PERMIAN BASIN - All of the rain dumped on the Basin this past week translates into a brighter side of the drought. One lake filled up a little more, La Nina is gone and our soil is now moist and possibly even ready for planting.

"We haven't seen a rain like that in two years out here," Colorado Municipal Water District General Manager, John Grant, said. "Ivie came up about a foot. We haven't really seen any in-flow into Spence or Thomas. We're pretty much set up for the next 30-45 days if we can get some storms coming across."

So the rains bought our water supply some more time.

Lake O.H. Ivie sits at 16% full while J.B. Thomas and E.V. Spence are still bottomed-out at less than 1% full.

But for the last year, the doom date, the day all the lakes were supposed to be dried up, was December of this year.

Water restrictions along with these rains have changed that.

"Well, with the rains that we've had early this year, with the reduced demands, we may have extended that into maybe the early fall of 2013," Grant said.

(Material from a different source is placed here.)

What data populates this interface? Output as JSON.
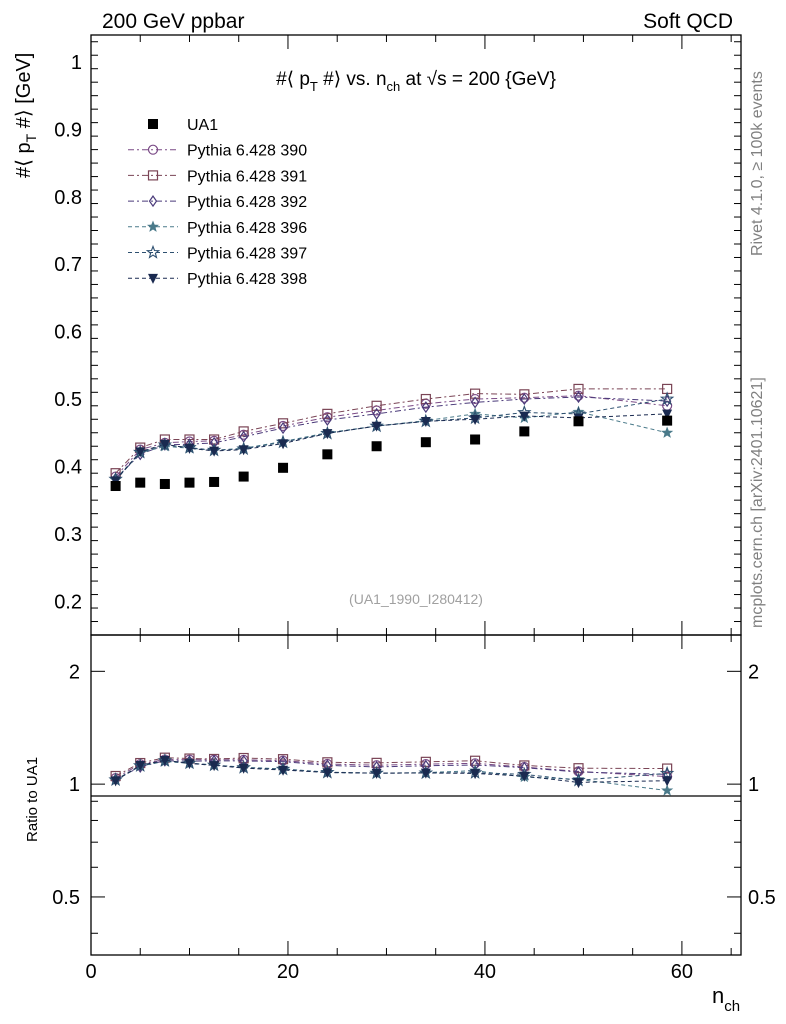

The Basin's been given more time with their water but officials said only through continued conservation and more rain can we keep it going.

That's why water restrictions are still in place. But officials also said that just 15 feet of rain into the lakes could be enough to lighten some of those restrictions.

"We're by no means out of the drought," Grant said. "We're by no means close to having full lakes but we don't have to have full lakes to be able to lift our restrictions."